※本稿は、マックス・ルガヴェア、ポール・グレワル『脳が強くなる食事 GENIUS FOODS』(かんき出版)の一部を再編集したものです。
摂取する脂肪の種類で脳の働きは変わる
人間の脳は、ほとんど脂肪でできている。この繊細でダメージを受けやすい臓器の60パーセントは脂肪酸でできている。そして、あなたが摂る脂質の種類が、その時々の脳の機能と、どんな病気が起きやすくなるかを決めるのだ。
脂質は、生活のあらゆる側面で主役級の役割を演じている。意思決定のプロセスや減量、ガンなどの疾患のリスク、老化の速度までも左右する。あなたがこの記事を読み終える頃には、認知機能や実行機能、心の状態を改善し、脳の健康を長期的に保ち、身体全体の健康を促してくれる脂質を含む食品を選ぶことができるだろう。

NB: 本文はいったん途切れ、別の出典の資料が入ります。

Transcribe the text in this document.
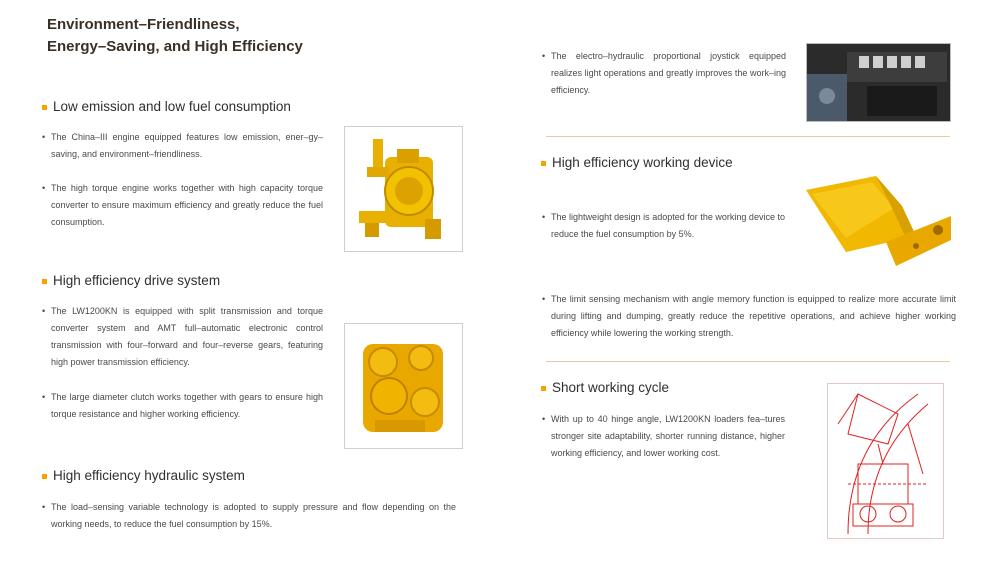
Environment–Friendliness,
Energy–Saving, and High Efficiency
Low emission and low fuel consumption
• The China–III engine equipped features low emission, ener–gy–saving, and environment–friendliness.
• The high torque engine works together with high capacity torque converter to ensure maximum efficiency and greatly reduce the fuel consumption.
High efficiency drive system
• The LW1200KN is equipped with split transmission and torque converter system and AMT full–automatic electronic control transmission with four–forward and four–reverse gears, featuring high power transmission efficiency.
• The large diameter clutch works together with gears to ensure high torque resistance and higher working efficiency.
High efficiency hydraulic system
• The load–sensing variable technology is adopted to supply pressure and flow depending on the working needs, to reduce the fuel consumption by 15%.
• The electro–hydraulic proportional joystick equipped realizes light operations and greatly improves the work–ing efficiency.
High efficiency working device
• The lightweight design is adopted for the working device to reduce the fuel consumption by 5%.
• The limit sensing mechanism with angle memory function is equipped to realize more accurate limit during lifting and dumping, greatly reduce the repetitive operations, and achieve higher working efficiency while lowering the working strength.
Short working cycle
• With up to 40 hinge angle, LW1200KN loaders fea–tures stronger site adaptability, shorter running distance, higher working efficiency, and lower working cost.
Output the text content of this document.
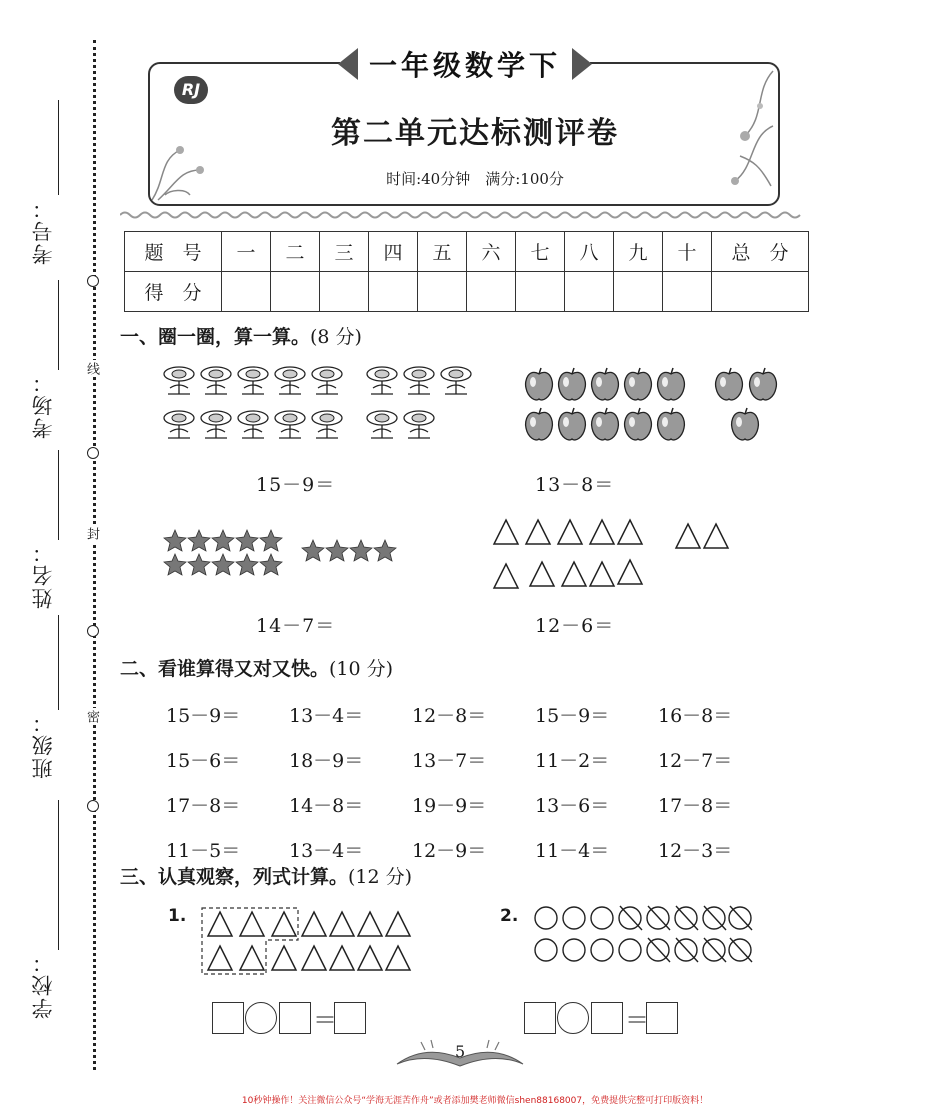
考号：
考场：
姓名：
班级：
学校：
线
封
密
一年级数学下
RJ版	第二单元达标测评卷
时间:40分钟　满分:100分
题　号	一	二	三	四	五	六	七	八	九	十	总　分
得　分											
一、圈一圈，算一算。(8 分)
15－9＝	13－8＝
14－7＝	12－6＝
二、看谁算得又对又快。(10 分)
15－9＝	13－4＝	12－8＝	15－9＝	16－8＝
15－6＝	18－9＝	13－7＝	11－2＝	12－7＝
17－8＝	14－8＝	19－9＝	13－6＝	17－8＝
11－5＝	13－4＝	12－9＝	11－4＝	12－3＝
三、认真观察，列式计算。(12 分)
1.	2.
＝	＝
5
10秒钟操作！关注微信公众号“学海无涯苦作舟”或者添加樊老师微信shen88168007，免费提供完整可打印版资料！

そして、この記事であなたに伝えたいことは、脂肪の摂取量に関することではない。脂肪の種類だ。
食事から摂取するオメガ3系脂肪酸とオメガ6系脂肪酸などの多価不飽和脂肪酸は、脳をはじめ体内のいたるところに存在している。同じように、脳には一価不飽和脂肪酸も豊富にある。主にこの脂質で構成される油は人体にとって安全である上、たくさんの好ましい影響をもたらすようだ。
一価不飽和脂肪酸を含む食品には、アボカドやアボカドオイル、マカダミアナッツなどがある。また天然のサケや牛肉の脂肪には、この一価不飽和脂肪酸が5割近くも含まれている。だが、一価不飽和脂肪酸を含むものとして最も有名なのは、エクストラバージンオリーブオイル(EVOO)だろう。
ギリシャや南イタリア、スペインなどの地中海沿岸の地域は、パーキンソン病やアルツハイマー病などの神経変性疾患の発症率が低いといわれている。そして、この地域ではエクストラバージンオリーブオイルが究極のソースとして、ステーキや豆、野菜、パン、ピッツァ、パスタ、魚介類、スープ、果てはデザートにまで、たっぷりと使われる。